Apesar disso, os bancos públicos ainda cobram preços mais baixos que os privados para a maioria dos serviços para pessoa física. Dados de julho de 2009 mostram que 21 dos 32 serviços prioritários têm um preço médio menor nas instituições públicas. A cobrança de tarifas com preço menor dos bancos públicos também é comprovada em 75% dos serviços para pessoa jurídica.

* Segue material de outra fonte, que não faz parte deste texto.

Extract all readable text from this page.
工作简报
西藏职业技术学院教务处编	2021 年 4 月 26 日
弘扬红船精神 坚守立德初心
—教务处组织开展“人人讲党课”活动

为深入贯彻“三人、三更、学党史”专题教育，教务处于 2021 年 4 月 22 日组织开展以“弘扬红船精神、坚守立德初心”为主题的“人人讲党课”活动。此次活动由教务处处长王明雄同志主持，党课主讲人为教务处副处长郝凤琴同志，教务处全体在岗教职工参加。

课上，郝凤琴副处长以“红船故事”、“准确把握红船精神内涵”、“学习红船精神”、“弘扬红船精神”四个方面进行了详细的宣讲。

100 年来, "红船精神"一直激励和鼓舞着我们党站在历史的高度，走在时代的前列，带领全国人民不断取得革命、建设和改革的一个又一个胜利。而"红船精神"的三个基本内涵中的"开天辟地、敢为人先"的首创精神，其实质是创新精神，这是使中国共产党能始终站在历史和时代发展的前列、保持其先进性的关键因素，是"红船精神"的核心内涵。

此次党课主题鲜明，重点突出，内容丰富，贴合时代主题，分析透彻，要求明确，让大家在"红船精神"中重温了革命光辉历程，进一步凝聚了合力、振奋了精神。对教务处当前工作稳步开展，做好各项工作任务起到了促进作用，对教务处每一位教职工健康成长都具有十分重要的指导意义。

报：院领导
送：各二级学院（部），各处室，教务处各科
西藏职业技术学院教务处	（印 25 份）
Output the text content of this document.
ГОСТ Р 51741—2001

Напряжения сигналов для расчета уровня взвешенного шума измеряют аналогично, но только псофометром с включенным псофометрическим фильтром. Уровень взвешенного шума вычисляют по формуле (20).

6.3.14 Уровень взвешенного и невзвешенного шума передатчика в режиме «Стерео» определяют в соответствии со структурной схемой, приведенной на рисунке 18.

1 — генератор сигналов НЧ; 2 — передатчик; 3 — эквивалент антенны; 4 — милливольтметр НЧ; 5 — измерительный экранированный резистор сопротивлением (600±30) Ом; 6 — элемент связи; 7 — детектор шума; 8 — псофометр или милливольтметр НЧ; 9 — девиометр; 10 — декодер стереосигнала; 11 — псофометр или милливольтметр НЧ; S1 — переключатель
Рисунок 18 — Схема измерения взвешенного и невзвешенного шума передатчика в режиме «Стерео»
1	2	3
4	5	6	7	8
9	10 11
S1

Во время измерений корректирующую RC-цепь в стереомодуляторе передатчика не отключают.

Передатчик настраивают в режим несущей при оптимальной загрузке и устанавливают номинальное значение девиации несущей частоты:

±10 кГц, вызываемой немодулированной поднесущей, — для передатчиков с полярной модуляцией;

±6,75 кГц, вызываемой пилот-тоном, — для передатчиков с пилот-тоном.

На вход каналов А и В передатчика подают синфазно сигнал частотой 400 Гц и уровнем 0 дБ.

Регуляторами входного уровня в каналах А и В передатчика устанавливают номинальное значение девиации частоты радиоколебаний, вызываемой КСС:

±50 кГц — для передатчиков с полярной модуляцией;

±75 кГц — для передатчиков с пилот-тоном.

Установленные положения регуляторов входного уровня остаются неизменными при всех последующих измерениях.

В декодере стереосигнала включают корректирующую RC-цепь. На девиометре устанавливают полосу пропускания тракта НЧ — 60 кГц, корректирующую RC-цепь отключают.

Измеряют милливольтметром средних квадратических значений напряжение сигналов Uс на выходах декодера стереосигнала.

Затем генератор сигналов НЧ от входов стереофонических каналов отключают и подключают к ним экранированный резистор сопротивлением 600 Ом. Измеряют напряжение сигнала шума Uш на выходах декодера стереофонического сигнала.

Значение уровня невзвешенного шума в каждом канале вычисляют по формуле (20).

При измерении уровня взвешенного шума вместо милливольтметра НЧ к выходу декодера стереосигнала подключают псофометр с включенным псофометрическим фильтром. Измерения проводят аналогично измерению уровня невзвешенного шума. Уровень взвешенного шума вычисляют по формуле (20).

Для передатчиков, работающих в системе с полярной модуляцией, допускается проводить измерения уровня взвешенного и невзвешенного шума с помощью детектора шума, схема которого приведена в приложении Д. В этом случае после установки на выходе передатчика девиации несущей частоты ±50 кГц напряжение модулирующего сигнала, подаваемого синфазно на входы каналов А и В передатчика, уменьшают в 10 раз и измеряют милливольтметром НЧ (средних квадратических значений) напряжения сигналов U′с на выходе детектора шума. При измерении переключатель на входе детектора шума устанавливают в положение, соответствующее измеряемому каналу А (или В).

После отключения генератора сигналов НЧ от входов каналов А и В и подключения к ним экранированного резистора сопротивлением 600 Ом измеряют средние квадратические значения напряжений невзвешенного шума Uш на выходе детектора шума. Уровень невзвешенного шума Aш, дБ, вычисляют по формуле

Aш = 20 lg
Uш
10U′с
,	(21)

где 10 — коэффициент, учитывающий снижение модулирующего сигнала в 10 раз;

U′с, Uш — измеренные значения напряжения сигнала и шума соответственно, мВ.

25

O levantamento mostra que as maiores elevações entre janeiro de 2008 e julho deste ano ocorreram em tarifas que não costumam fazer parte dos pacotes de serviços, como é o caso de confecção de cadastro (+313,8%), renovação de cadastro (104,2%), exclusão do cadastro de emitentes de cheques sem fundo (+34%) e concessão de adiantamento (+25,7%).
Fusões
O documento afirma ainda que as operações de concentração bancária que ocorreram nos últimos 18 meses não prejudicaram os consumidores, ao menos no que diz respeito às tarifas dos serviços prioritários. O texto aponta que, na união do Banco do Brasil com o Banco de Santa Catarina e a Nossa Caixa, as tarifas das instituições que estavam acima das cobradas pelo BB foram alinhadas para baixo, enquanto as que eram menores permaneceram como estavam.
Já no caso do Itaú-Unibanco, prevaleceu a tarifa mais baixa entre as duas instituições. Neste caso, os principais beneficiados foram os clientes do Unibanco, cujas tarifas eram em média 35% maiores.